Per misurare il pH di un’acqua si ricorrere al piaccametro, uno strumento di facile uso, che misura l’acidità o la basicità, fornisce risultati rapidi e ripetibili, ha un’ampia gamma di modelli e per ogni fascia di prezzo. Valori di pH sono dati anche da cartine indicatrici universali, tipo tornasole: sono indicatori portati su strisce di carta, che cambiano colore quando sono immerse in sostanze acide o basiche, sono facilmente reperibili sul mercato e a costi limitati.
Molti agrofarmaci e concimi fogliari, ad esempio, per compiere in maniera adeguata la loro azione ed essere più efficaci, richiedono un pH della miscela tra 5,5-6,5, che migliora l’assorbimento dei prodotti stessi e massimizza la loro attività nei confronti dei patogeni. Nel caso si dovesse utilizzare un agrofarmaco o un fertilizzante e fosse necessario abbassare il pH dell’acqua rendendola leggermente acida, i prodotti a disposizione vanno dall’aceto all’acido citrico. Si può poi passare a prodotti commerciali più complessi.

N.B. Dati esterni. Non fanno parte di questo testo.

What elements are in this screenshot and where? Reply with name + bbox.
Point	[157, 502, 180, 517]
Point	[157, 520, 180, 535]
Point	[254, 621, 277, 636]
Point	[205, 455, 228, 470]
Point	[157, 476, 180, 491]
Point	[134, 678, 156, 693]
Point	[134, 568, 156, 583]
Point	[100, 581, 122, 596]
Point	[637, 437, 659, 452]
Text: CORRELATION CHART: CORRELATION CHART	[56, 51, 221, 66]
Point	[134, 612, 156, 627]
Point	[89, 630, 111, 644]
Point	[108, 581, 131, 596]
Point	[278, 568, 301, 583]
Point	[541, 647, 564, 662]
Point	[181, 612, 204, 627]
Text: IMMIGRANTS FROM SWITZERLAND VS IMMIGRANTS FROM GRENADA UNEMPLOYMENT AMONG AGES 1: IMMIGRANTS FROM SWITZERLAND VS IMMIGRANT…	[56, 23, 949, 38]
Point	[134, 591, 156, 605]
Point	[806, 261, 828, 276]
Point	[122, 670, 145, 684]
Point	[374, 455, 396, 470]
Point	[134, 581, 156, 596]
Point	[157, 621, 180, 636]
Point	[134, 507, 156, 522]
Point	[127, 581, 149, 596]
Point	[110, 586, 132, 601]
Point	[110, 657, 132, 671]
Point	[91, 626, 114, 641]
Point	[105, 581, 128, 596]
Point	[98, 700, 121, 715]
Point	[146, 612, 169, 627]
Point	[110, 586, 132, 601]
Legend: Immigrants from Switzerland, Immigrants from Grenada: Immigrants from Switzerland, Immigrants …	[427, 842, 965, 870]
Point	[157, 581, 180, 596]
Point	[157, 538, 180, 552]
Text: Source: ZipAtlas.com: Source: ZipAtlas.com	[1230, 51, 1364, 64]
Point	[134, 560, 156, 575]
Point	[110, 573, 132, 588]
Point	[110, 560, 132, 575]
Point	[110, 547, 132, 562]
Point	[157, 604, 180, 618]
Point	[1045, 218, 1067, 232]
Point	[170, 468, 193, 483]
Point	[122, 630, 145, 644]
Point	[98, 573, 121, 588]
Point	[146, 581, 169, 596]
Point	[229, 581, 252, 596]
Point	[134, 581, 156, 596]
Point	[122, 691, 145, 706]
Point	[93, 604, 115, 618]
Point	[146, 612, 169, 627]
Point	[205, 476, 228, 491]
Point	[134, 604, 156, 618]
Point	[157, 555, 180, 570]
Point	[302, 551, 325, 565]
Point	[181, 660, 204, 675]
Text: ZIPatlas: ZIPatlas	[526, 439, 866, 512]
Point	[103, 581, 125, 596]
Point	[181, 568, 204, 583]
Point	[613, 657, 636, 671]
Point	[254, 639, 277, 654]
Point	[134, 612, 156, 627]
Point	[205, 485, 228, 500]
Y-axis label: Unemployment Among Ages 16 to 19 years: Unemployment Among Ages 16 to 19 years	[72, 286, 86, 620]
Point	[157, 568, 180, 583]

È importante portare alla pianta i prodotti fitosanitari o fertilizzanti nelle condizioni a loro più adatte, in questo modo sono assorbiti più facilmente e in tempi più brevi. Si evita pure il pericolo che una loro prolungata esposizione all’aria, alla luce, alle entità biologiche presenti nelle cuticole di foglie e rami, possa diminuire le loro potenzialità per evaporazioni o ad alterazioni.
Diventa così importante, prima di avvalersi di un agrofarmaco o di un fertilizzante, informarsi accuratamente sulle sue caratteristiche e sui corretti modi di utilizzo, così da permettergli una piena efficacia.